The original Joint Comprehensive Plan of Action was reached in July 2015 between Iran, the United States, the other P5+1 powers and the European Union. It took effect on January 16, 2016, after the International Atomic Energy Agency verified that Iran had completed key initial steps, including shipping out about 25,000 pounds of enriched uranium, dismantling about two-thirds of its centrifuges and accepting more intrusive inspections. In return, Iran was supposed to receive sanctions relief, while the deal’s restraints were set to expire over roughly 10 to 25 years.

Trump blew up that structure on May 8, 2018, when the United States announced its withdrawal. He later branded the JCPOA the “worst deal ever,” arguing that it did not go far enough in constraining Iran. For Iranian officials, the exit did more than end one agreement. It weakened confidence that any future U.S. commitment would survive the next election or the next shift in Washington’s political mood.

That institutional doubt remains central now. Trump said in April 2026 that any new agreement would be better than the 2015 accord, but analysts and former negotiators say mutual mistrust makes a fast deal unlikely. The problem is not only whether the parties can settle the terms. It is whether either side believes those terms will still hold when political power changes hands again.
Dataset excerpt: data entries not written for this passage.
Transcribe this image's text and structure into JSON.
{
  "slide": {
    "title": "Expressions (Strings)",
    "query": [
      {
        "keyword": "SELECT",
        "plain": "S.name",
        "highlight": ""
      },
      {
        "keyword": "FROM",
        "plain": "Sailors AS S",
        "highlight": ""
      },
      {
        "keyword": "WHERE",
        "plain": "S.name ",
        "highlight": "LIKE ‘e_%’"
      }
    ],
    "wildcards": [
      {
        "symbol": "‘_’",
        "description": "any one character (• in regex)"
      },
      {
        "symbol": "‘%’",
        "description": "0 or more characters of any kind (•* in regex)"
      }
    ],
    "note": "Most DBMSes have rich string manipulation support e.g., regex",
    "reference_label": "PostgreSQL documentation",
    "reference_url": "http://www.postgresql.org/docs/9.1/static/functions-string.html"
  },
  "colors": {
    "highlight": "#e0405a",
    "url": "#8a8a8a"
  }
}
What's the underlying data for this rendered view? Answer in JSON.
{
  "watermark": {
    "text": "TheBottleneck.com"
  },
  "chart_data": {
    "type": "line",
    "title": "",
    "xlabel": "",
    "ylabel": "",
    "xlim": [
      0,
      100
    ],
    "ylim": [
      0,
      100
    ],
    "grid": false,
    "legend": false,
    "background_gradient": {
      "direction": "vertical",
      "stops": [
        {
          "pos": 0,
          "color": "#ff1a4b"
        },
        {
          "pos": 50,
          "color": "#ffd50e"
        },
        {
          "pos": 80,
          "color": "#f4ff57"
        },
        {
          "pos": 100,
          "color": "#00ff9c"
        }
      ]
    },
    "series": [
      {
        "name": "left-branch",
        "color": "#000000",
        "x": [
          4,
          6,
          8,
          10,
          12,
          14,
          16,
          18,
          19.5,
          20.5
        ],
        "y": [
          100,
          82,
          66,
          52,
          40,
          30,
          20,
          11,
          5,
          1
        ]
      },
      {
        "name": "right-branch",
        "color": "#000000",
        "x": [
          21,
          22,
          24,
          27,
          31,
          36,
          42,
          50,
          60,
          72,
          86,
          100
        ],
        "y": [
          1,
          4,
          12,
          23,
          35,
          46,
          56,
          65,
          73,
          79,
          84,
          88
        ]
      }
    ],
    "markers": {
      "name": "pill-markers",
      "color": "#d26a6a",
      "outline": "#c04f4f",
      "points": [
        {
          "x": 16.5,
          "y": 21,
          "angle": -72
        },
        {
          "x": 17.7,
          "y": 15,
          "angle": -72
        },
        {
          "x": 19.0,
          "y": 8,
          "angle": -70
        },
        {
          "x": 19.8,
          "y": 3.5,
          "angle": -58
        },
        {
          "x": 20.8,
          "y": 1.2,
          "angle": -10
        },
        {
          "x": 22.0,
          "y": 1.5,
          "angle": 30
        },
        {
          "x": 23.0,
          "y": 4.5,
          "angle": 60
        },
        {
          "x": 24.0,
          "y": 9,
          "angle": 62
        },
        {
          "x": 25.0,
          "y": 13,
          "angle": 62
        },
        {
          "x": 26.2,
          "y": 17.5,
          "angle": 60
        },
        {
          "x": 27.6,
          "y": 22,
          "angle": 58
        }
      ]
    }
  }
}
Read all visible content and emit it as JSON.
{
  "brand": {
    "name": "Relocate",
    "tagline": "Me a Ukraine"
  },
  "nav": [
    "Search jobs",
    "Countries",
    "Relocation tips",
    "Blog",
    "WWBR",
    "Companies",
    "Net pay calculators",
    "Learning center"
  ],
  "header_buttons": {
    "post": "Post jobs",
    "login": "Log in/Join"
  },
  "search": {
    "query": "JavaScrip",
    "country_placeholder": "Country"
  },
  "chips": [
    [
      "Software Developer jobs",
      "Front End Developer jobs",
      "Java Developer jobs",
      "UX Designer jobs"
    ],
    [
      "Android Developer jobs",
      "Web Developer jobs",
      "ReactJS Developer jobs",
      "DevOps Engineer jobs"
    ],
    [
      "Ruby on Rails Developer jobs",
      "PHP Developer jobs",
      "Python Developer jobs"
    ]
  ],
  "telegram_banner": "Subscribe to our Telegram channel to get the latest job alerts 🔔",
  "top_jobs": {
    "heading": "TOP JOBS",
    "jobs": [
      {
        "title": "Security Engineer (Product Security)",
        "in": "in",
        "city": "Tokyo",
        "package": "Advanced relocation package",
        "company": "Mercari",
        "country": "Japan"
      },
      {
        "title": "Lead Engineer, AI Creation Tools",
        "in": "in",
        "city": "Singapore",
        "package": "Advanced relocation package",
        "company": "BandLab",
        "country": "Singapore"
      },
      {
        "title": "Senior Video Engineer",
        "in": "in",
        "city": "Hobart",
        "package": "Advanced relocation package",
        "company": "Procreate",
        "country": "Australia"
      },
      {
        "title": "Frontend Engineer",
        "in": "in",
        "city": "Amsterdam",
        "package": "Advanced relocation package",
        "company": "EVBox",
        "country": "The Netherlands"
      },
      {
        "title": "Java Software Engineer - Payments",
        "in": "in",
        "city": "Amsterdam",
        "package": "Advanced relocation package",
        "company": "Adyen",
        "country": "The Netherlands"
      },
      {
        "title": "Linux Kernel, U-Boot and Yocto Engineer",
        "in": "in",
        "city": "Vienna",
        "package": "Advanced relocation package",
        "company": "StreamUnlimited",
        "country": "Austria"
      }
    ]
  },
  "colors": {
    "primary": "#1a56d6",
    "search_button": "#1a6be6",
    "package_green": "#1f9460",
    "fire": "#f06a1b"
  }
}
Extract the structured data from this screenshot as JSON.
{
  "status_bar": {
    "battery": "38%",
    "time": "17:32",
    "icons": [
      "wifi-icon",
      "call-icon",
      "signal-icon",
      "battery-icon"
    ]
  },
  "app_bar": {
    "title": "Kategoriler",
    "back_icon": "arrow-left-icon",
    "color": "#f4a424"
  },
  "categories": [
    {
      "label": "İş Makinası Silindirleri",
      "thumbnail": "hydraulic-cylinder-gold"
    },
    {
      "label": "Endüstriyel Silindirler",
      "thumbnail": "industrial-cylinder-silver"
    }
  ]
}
Inside Iran, that credibility gap carries its own domestic consequences. Hardliners have argued that the 2018 withdrawal proved the United States cannot be trusted, leaving Iranian officials such as Abbas Araghchi under pressure as talks continue. Ali Khamenei’s camp knows that any agreement seen as too dependent on Trump’s word could become a liability at home if Washington reverses course again. In that sense, the obstacle is larger than diplomacy. It is the durability of American commitments themselves.